Martin Hambly walked up from the police car, where he’d been chatting with the officer, obviously killing time until Ruthie and Nigel left. “Were they any help? I imagine not much. The officer told me Nigel saw Oliver go toward the west gate in his car. What terrible witnesses we are. I feel as if I missed a thousand important clues that by now are beyond my grasp. To think...” He glanced at the half-filled terra-cotta pot. “To think the day started with the delightful memories this old flowerpot brings. Henrietta found it this morning. She’ll be along soon. Would you two like to sit down while you wait for her? You can take the bench. There’s not much room inside, but we can go in if you’d like.”
Emma shook her head and noticed Colin didn’t make a move for the bench, either.
Martin walked to the edge of the grass and looked at the green, sheep-dotted pasture that sloped up to the elegant farmhouse. “I hate that the police and their forensic teams have been crawling through the place. By now they must know more about what happened here this morning than I do.”

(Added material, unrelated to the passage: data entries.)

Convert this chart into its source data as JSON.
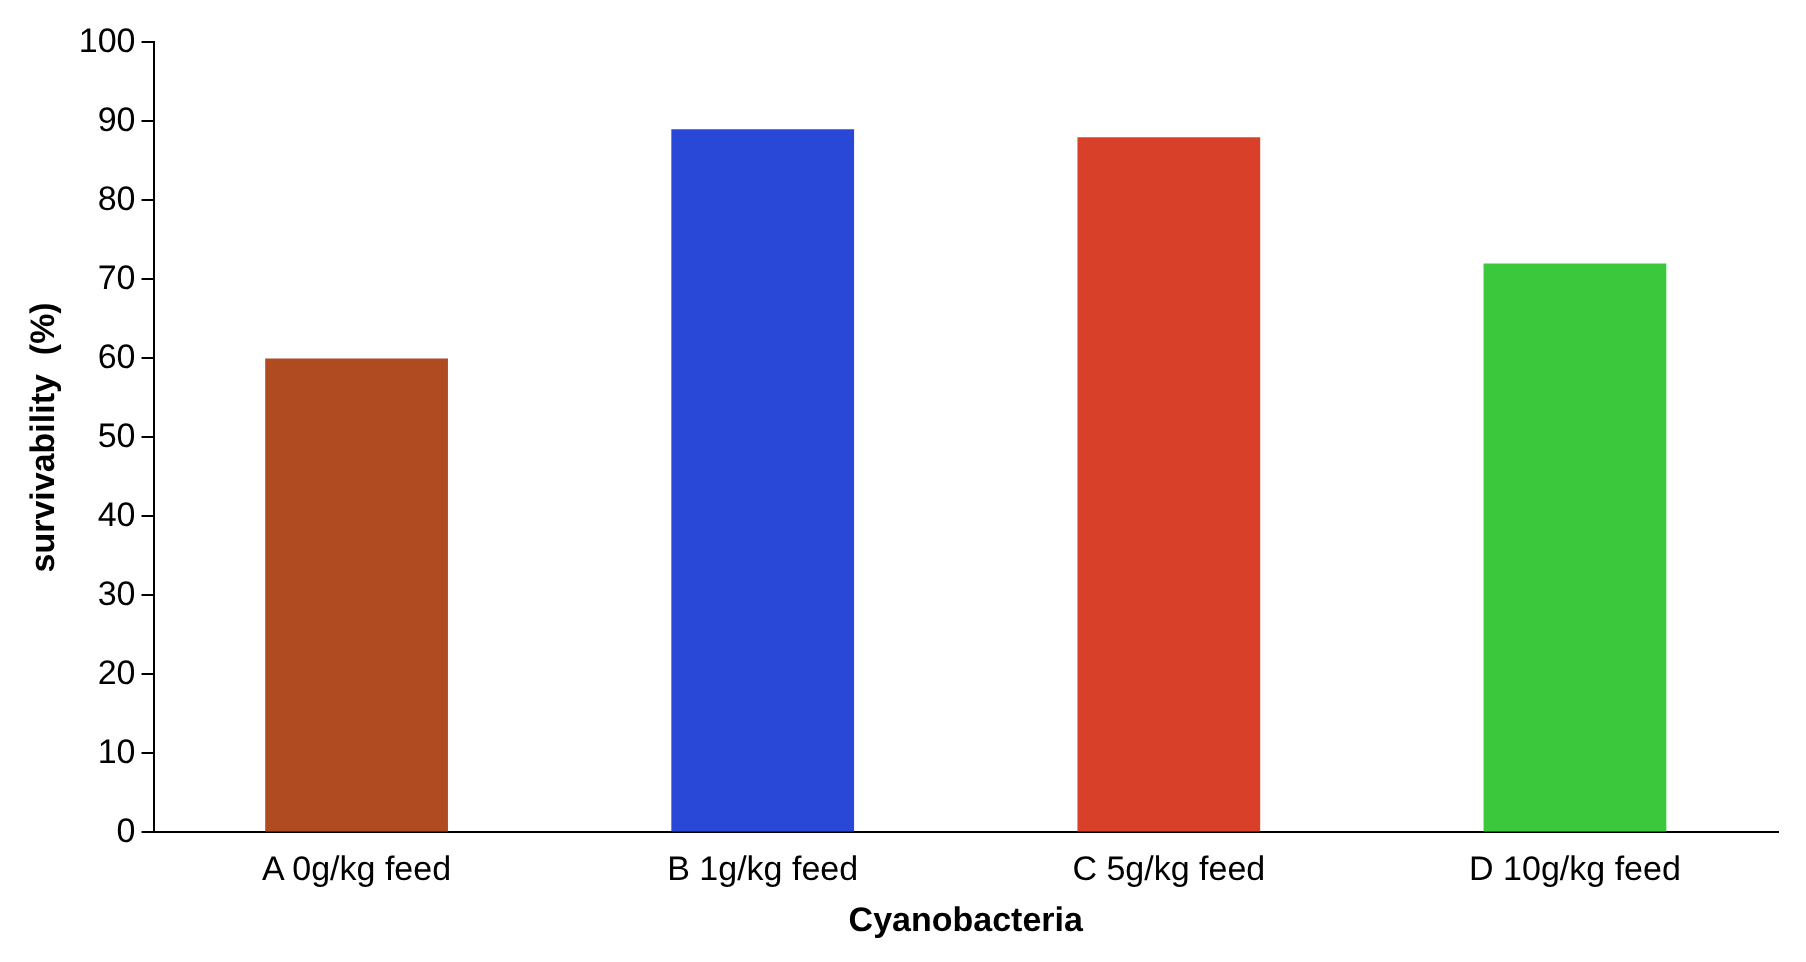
{
  "chart_data": {
    "type": "bar",
    "xlabel": "Cyanobacteria",
    "ylabel": "survivability  (%)",
    "categories": [
      "A 0g/kg feed",
      "B 1g/kg feed",
      "C 5g/kg feed",
      "D 10g/kg feed"
    ],
    "values": [
      60,
      89,
      88,
      72
    ],
    "colors": [
      "#b04a20",
      "#2a48d8",
      "#d8402a",
      "#3cc83c"
    ],
    "ylim": [
      0,
      100
    ],
    "yticks": [
      0,
      10,
      20,
      30,
      40,
      50,
      60,
      70,
      80,
      90,
      100
    ],
    "grid": false,
    "legend": false
  }
}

“Do you have any idea where Oliver might be?” Emma asked.
He turned to her, the strain in his face unmistakable. “None, I’m afraid.”
Colin studied him. “Would you tell us if you did?”
Martin shrugged. “Depends, doesn’t it?” He nodded to the bucket next to Emma. “I dug that dirt myself this morning,” he said absently.
“Here?” she asked.
“In back.” He pointed vaguely behind him. “I was preoccupied with other matters this morning. Ordinary matters. Now...” He paused. “The police have cleared the body, but you’ve spoken with them.”
His tone was laden with suspicion and doubts, but he didn’t go further. Emma wouldn’t be surprised if he guessed that MI5 had paved the way for her and Colin to be here. She pointed at the bucket. “It looks like good dirt.”
“That’s what I told Henrietta. She and Oliver have known each other since they were children.”
“They’re friends?”
“I wouldn’t go that far. The Balfours have deep roots in the village but Henrietta only moved here a few months ago. She and Oliver aren’t always here at the same time. He’s not...well, you know. He doesn’t often seek the company of others. Henrietta lived in London until March, but as I understand it, she and Oliver only saw each other there once or twice.”
“Was she a garden designer in London?” Emma asked.
“She worked in a financial office.”
Martin inhaled and let out his breath slowly, shutting his eyes, as if he was meditating. Emma remembered when he’d greeted her, Colin and Matt Yankowski last fall at Oliver’s Mayfair London apartment. From the moment Martin had opened the door to three FBI agents, he’d kept a professional distance, never admitting or denying what he knew or suspected about Oliver’s secret life as a thief. Emma was convinced it was a lot, if not everything.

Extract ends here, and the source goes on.